Belva di città, ultimo lavoro edito di Massimo Fagnoni, è un lungo racconto dai risvolti fortemente psicologici. In questo noir si apprezza il lavoro dell’autore, cesellatore che con mano sapiente lavora col suo bulino la psiche dei personaggi che racconta.
Uno dei protagonisti, il maresciallo dei carabinieri Greco, nostra vecchia conoscenza, è un personaggio alla Serpico, almeno esteriormente. Dell’altro personaggio forte, Alex, dirò in seguito per determinare invece subito l’ambientazione del romanzo.
L’azione si svolge a Bologna e nel suo immediato hinterland. Che dire ancora di questa Bologna apparentemente allegra e buontempona ma lacerata da profonde ferite esistenziali? Non voglio dire che si riscontrino in Bologna problematiche esclusive, assenti da altre città italiane. Però a Bologna, serena e paciosa nell’immaginario collettivo, i fatti ivi narrati sorprendono e sembrano fuori luogo.
L’autore, in questo racconto, mescola con maestria un forbito linguaggio letterario con espressioni e frasi gergali. Slang di quei piccoli personaggi che brulicano attorno ai protagonisti, immersi in un mondo spesso violento ma anche godereccio dove i profumi e i sapori prevalgono; il mondo dei forni notturni e delle trattorie periferiche presso cui proletari, eversivi, militari, discotecari, facinorosi, convergono per dare piccole soddisfazioni al loro sbiadito quotidiano.
Ed eccoci ad Alex. E’ l’altro protagonista che richiama alla mente con forza un altro personaggio: Silas, il frate massone albino di Dan Brown nel Codice da Vinci. Silas e Alex a confronto. Entrambi dispongono di un appartamento lussuoso e centrale. L’uno dedito al cilicio e alla penitenza; l’altro, di formazione epicurea, gode dei benefici che la ricchezza gli concede. Entrambi hanno una loro fede, una propria religione cui si sono votati incondizionatamente. Silas serve, o crede di servire la causa del Signore e, in suo nome uccide; Alex serve la causa di un principio naturale di gerarchia sancita dalla forza sia fisica che mentale e, anch’egli, uccide e imperversa sui deboli. Ecco, tutto questo troviamo nel romanzo e posso dire che esso mi sorprende per altre tre considerazioni.

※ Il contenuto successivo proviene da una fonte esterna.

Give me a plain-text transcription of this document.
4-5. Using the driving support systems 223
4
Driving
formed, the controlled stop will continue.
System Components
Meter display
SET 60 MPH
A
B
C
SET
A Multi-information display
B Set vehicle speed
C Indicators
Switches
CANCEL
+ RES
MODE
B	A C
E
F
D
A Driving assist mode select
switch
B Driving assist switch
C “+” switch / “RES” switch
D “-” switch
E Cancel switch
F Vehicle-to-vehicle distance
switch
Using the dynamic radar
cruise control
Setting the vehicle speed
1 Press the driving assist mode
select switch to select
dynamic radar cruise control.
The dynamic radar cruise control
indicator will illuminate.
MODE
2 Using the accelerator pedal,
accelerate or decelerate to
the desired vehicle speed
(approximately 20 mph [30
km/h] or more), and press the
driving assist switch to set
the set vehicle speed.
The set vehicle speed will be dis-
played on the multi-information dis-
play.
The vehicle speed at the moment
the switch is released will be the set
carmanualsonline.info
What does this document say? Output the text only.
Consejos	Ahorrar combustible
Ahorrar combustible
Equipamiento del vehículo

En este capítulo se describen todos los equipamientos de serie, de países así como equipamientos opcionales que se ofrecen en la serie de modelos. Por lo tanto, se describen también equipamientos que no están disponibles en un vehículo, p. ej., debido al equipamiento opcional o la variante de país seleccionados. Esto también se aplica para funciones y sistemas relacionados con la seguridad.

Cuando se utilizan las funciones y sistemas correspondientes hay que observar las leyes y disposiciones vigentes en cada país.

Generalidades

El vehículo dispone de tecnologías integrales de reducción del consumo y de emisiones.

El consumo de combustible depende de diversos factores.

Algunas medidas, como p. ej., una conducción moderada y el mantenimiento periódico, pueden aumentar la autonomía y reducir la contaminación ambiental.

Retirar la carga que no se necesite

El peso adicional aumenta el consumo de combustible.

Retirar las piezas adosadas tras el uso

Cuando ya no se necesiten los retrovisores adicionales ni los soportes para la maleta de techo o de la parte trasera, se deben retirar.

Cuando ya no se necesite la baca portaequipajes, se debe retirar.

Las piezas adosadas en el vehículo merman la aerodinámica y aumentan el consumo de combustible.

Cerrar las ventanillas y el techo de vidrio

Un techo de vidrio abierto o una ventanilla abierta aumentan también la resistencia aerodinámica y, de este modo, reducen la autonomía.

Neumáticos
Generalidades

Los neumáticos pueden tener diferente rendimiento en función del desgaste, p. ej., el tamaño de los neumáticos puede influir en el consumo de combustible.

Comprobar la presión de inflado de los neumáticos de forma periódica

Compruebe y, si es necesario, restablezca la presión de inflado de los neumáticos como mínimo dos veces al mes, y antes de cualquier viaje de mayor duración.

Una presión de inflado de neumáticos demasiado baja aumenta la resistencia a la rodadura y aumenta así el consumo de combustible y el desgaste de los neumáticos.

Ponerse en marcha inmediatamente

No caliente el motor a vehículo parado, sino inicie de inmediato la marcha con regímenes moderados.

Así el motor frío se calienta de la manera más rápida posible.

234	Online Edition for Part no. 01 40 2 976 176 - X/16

Prima fra tutte: a volte, più che effettuare la traslazione dei pensieri dei protagonisti, si ha l’impressione che l’autore ne faccia una profonda analisi psicologica e forse anche psichiatrica. La seconda considerazione riguarda la buona conoscenza delle arti marziali. La terza, la più importante, è al tempo stesso una conclusione; con questo lavoro l’autore ha spiccato un balzo: partendo dai precedenti scritti che risentono molto della cronaca, è atterrato nel campo del romanzo di largo respiro, nel quale la cronaca è un puro pretesto per raccontare l’uomo, la sua anima e con essa la sua miseria e la sua grandezza.